OCR revolutions

Article by AI4Value CTO Pasi Karhu

I first got interested in AI when finding a book about “intelligent machines” in the library about forty years ago. I remember my awe over the many wonderful things that machines could do even then. But only two specific things that were imprinted in my brain for good. One was an algorithm used in chess programs (min-max) and the other one was the name Raymond Kurzweil, and how his machines could read printed text into computers. Kurzweil still works on AI (at Google) but is nowadays better know from his singularity predictions.

There were some simple OCR (Optical Character Recognition) programs already existing before Kurzweil’s, that could read some very specific font, but his machine could read any normal good-quality font, witch at that time was revolutionary. OCR has since then developed into a standard tool for everyone to use. Still, however, especially poor-quality prints and scans produce results riddled with errors after basic OCR.

Six years ago, I had a project with thousands of scanned paper documents with mostly poor quality. There were three main challenges in the text extracting: typewriter written text with worn ink ribbon (younger generation: google it :-), copies-of-copies from copy machines, and tilted scans.  Combine all of those, and you get OCR-results with half of the words somehow messed up.

I had to use all my existing tricks and invent some new ones.
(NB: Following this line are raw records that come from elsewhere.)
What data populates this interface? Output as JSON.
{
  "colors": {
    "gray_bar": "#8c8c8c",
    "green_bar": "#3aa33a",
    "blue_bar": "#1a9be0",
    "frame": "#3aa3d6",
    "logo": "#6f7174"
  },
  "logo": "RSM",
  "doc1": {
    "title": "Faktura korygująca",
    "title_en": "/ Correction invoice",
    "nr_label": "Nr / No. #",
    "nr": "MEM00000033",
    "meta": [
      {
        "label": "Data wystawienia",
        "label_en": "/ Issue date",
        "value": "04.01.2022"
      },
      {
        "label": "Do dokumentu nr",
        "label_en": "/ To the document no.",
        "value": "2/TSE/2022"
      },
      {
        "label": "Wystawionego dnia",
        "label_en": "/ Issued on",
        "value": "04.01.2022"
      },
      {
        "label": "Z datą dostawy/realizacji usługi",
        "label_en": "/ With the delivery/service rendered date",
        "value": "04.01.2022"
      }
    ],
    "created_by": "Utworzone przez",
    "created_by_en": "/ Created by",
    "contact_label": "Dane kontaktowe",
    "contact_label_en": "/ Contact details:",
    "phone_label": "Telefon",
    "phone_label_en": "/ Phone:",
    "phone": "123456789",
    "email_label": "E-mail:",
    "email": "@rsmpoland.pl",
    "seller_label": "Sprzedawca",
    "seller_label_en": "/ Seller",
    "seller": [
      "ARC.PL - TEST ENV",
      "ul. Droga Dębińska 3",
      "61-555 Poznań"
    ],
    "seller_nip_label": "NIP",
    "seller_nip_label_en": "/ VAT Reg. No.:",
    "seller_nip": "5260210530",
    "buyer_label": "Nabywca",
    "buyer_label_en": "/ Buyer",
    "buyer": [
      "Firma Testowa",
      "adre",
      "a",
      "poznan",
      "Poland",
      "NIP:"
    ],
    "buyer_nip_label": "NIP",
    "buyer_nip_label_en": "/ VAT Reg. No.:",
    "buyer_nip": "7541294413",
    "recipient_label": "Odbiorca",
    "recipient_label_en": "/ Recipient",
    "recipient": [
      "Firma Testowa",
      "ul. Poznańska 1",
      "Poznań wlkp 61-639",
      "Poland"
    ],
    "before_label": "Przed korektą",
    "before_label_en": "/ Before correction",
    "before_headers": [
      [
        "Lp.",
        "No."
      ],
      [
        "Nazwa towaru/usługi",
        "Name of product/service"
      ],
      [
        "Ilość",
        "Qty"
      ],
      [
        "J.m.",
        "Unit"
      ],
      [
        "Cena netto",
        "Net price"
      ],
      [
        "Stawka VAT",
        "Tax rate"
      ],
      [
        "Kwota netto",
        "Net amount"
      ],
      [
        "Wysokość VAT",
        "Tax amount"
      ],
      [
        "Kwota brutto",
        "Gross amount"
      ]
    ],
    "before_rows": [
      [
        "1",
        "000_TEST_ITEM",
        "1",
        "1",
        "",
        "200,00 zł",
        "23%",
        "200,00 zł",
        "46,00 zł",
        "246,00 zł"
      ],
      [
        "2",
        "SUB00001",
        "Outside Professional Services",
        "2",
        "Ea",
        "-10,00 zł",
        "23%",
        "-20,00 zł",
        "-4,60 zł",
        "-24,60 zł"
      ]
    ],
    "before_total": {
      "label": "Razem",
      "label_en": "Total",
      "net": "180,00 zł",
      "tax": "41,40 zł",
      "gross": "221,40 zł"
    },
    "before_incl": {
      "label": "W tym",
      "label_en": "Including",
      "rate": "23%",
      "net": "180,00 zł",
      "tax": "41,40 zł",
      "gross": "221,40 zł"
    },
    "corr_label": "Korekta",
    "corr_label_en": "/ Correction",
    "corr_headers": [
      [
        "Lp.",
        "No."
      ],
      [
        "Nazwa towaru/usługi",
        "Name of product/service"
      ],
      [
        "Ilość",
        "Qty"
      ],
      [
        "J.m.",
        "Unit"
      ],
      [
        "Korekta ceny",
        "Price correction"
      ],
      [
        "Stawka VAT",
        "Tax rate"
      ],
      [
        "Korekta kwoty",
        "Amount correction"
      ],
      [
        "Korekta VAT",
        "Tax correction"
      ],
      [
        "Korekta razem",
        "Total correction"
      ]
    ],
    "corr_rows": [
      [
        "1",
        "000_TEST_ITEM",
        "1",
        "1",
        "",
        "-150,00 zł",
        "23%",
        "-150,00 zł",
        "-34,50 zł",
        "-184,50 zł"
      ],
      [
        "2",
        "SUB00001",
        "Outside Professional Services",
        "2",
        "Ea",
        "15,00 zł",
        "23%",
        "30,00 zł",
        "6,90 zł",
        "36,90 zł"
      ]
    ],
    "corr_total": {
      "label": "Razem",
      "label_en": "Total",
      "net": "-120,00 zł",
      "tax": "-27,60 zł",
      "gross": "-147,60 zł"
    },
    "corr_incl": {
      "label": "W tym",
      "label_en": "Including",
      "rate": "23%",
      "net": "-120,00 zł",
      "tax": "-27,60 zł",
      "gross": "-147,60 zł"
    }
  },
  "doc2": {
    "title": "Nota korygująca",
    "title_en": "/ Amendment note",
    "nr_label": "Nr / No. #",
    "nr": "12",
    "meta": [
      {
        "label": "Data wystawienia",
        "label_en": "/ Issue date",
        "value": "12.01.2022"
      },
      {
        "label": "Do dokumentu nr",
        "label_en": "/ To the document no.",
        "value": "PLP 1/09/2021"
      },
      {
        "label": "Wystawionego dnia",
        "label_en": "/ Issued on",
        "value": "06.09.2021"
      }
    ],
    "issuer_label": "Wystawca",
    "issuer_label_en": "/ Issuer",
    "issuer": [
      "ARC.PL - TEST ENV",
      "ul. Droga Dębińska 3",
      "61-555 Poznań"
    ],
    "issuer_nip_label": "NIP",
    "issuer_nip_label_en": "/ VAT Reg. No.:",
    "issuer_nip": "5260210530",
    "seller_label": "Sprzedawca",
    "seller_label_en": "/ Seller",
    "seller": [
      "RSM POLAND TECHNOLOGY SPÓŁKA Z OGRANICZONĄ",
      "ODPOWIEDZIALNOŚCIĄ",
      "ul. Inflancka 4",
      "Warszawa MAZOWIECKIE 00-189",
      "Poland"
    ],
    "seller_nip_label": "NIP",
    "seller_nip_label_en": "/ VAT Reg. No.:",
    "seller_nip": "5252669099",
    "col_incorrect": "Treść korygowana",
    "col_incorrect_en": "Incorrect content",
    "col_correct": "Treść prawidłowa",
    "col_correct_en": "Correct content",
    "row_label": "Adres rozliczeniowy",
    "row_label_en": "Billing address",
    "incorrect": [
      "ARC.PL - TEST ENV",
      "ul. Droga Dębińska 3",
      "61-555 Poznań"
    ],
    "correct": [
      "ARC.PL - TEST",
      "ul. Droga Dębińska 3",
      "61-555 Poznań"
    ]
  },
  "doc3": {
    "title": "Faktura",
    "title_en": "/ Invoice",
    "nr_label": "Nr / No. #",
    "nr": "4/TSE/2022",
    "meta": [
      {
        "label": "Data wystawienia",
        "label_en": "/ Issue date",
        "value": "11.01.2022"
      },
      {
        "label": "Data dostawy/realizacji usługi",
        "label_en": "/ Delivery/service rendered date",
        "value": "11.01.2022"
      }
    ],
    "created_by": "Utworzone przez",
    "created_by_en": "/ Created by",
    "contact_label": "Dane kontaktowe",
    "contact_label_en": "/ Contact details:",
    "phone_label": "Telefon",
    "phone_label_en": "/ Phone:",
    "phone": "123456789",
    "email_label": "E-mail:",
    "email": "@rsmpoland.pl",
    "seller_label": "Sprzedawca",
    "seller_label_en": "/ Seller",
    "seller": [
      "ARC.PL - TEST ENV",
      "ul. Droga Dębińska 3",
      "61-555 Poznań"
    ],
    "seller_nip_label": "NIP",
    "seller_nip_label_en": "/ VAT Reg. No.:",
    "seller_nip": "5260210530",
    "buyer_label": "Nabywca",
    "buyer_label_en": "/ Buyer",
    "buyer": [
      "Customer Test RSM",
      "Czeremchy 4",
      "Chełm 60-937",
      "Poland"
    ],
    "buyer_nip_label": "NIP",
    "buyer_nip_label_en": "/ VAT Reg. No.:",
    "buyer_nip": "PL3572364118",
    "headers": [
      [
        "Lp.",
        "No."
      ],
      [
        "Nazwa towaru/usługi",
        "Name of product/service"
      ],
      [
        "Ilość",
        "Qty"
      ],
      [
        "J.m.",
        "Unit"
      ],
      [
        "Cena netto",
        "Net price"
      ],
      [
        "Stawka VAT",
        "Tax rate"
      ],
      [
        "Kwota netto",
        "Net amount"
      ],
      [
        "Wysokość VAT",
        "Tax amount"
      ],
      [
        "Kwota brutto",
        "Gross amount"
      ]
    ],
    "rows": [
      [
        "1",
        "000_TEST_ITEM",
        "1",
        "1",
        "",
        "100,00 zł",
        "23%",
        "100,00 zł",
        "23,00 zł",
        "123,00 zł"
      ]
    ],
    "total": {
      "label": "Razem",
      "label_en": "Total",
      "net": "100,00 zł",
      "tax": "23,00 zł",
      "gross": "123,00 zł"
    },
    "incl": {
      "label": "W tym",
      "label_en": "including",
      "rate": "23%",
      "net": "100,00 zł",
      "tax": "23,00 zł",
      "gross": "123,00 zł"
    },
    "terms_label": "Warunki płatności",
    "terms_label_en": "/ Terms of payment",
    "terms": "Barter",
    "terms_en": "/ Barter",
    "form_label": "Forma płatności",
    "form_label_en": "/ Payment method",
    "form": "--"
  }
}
Especially useful was Ai4Value’s proprietary Automatic Ontology tool, that we still successfully use for many data cleaning tasks. While I finally managed to get most of the errors corrected and the resulting texts intelligible, many annoying smaller errors remained and would have required way too much work to fix.

Now, just six years later, generative AI models equipped with image recognition have revolutionized OCR once again. They can effortlessly perform the same tasks without the need for OCR and separate error corrections. Moreover, they can instantly extract desired information, such as all necessary details from a mix of paper invoices, into an easily processable digital format.

However, few tools work effectively without understanding their limitations. For instance, scanned data may contain internal company terms and codes that generative AI models have rarely, if ever, encountered. This can lead them to “hallucinate” or generate incorrect information, necessitating the use of “old school” methods to produce reliable results.

In many cases, the best outcomes are achieved through hybrid approaches that combine both traditional, established tools and the rapidly evolving generative AI. At Ai4Value, we have extensive experience with both, whether it be for OCR projects or other AI applications.